The purpose of the FilenameFilter interface is to provide a way for an object to decide which filenames should be included in a list of filenames. A class that implements the FilenameFilter interface must define a method called accept(). This method is passed a File object that identifies a directory and a String that names a file. The accept() method is expected to return true if the specified file should be included in the list, or false if the file should not be included. Here is an example of a simple FilenameFilter class that only allows files with a specified suffix to be in a list:

import java.io.File;

import java.io.FilenameFilter;

public class SuffixFilter implements FilenameFilter {

    private String suffix;

    public SuffixFilter(String suffix) {

        this.suffix = "." + suffix;

    }

    public boolean accept(File dir, String name) {

        return name.endsWith(suffix);

    }

}

A FilenameFilter object can be passed as a parameter to the list() method of File to filter the list that it creates. You can also use a FilenameFilter to limit the choices shown in a FileDialog.

RandomAccessFile

The RandomAccessFile class provides a way to read from and write to a file in a nonsequential manner. The RandomAccessFile class has two constructors that both take two arguments. The first argument specifies the file to open, either as a String or a File object. The second argument is a String that must be either "r" or "rw". If the second argument is "r", the file is opened for reading only. If the argument is "rw", however, the file is opened for both reading and writing. The close() method closes the file. Both constructors and all the methods of the RandomAccessFile class can throw an IOException if they encounter an error.

The RandomAccessFile class defines three different read() methods for reading bytes from a file. The RandomAccessFile class also implements the DataInput interface, so it provides additional methods for reading from a file. Most of these additional methods are related to reading Java primitive types in a machine-independent way. Multibyte quantities are read assuming the most significant byte is first and the least significant byte is last. All of these methods handle an attempt to read past the end of file by throwing an EOFException.

The RandomAccessFile class also defines three different write() methods for writing bytes of output.
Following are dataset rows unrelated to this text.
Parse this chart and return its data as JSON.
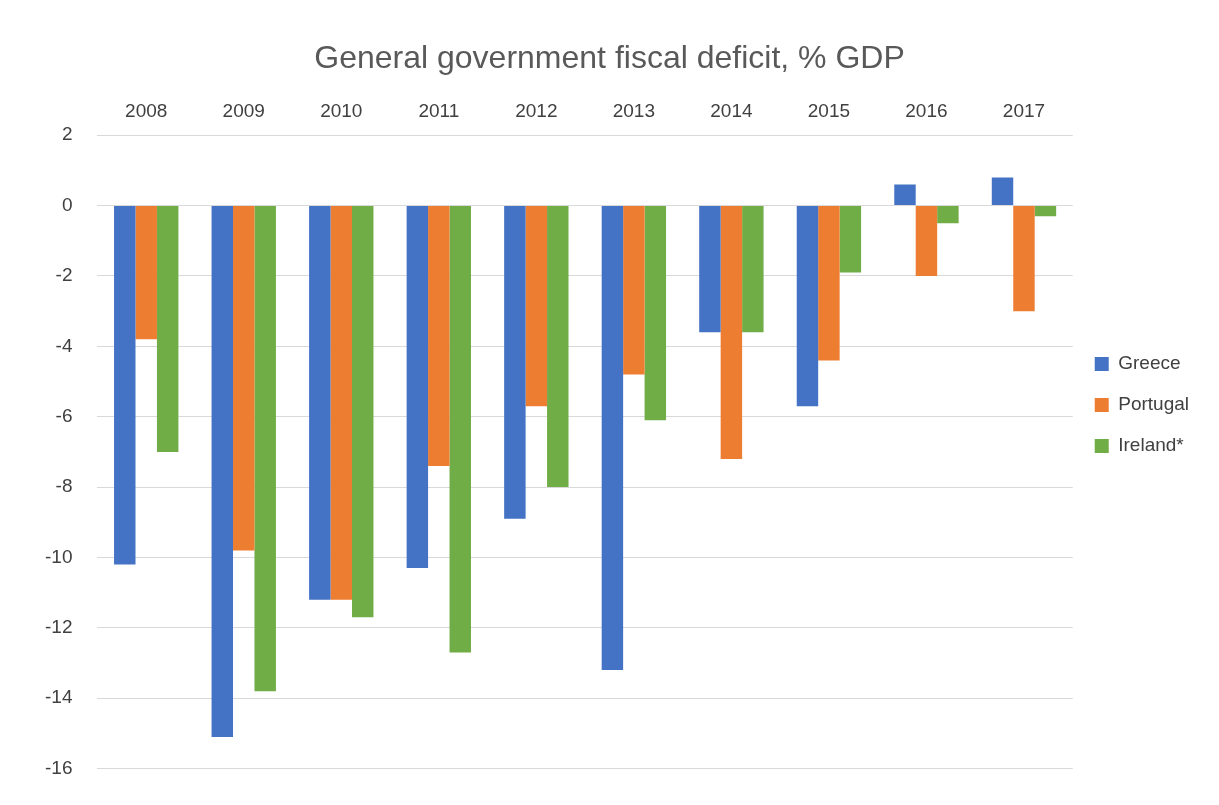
{
  "chart_data": {
    "type": "bar",
    "title": "General government fiscal deficit, % GDP",
    "categories": [
      "2008",
      "2009",
      "2010",
      "2011",
      "2012",
      "2013",
      "2014",
      "2015",
      "2016",
      "2017"
    ],
    "series": [
      {
        "name": "Greece",
        "color": "#4472c4",
        "values": [
          -10.2,
          -15.1,
          -11.2,
          -10.3,
          -8.9,
          -13.2,
          -3.6,
          -5.7,
          0.6,
          0.8
        ]
      },
      {
        "name": "Portugal",
        "color": "#ed7d31",
        "values": [
          -3.8,
          -9.8,
          -11.2,
          -7.4,
          -5.7,
          -4.8,
          -7.2,
          -4.4,
          -2.0,
          -3.0
        ]
      },
      {
        "name": "Ireland*",
        "color": "#70ad47",
        "values": [
          -7.0,
          -13.8,
          -11.7,
          -12.7,
          -8.0,
          -6.1,
          -3.6,
          -1.9,
          -0.5,
          -0.3
        ]
      }
    ],
    "ylim": [
      -16,
      2
    ],
    "yticks": [
      -16,
      -14,
      -12,
      -10,
      -8,
      -6,
      -4,
      -2,
      0,
      2
    ],
    "grid": "y",
    "legend": "right"
  }
}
The RandomAccessFile class also implements the DataOutput interface, so it provides additional methods for writing to a file. Most of these additional methods are related to writing Java primitive types in a machine-independent way. Again, multibyte quantities are written with the most significant byte first and the least significant byte last.

The RandomAccessFile class would not live up to its name if it did not provide a way to access a file in a nonsequential manner. The getFilePointer() method returns the current position in the file, while the seek() method provides a way to set the position. Finally, the length() method returns the length of the file in bytes.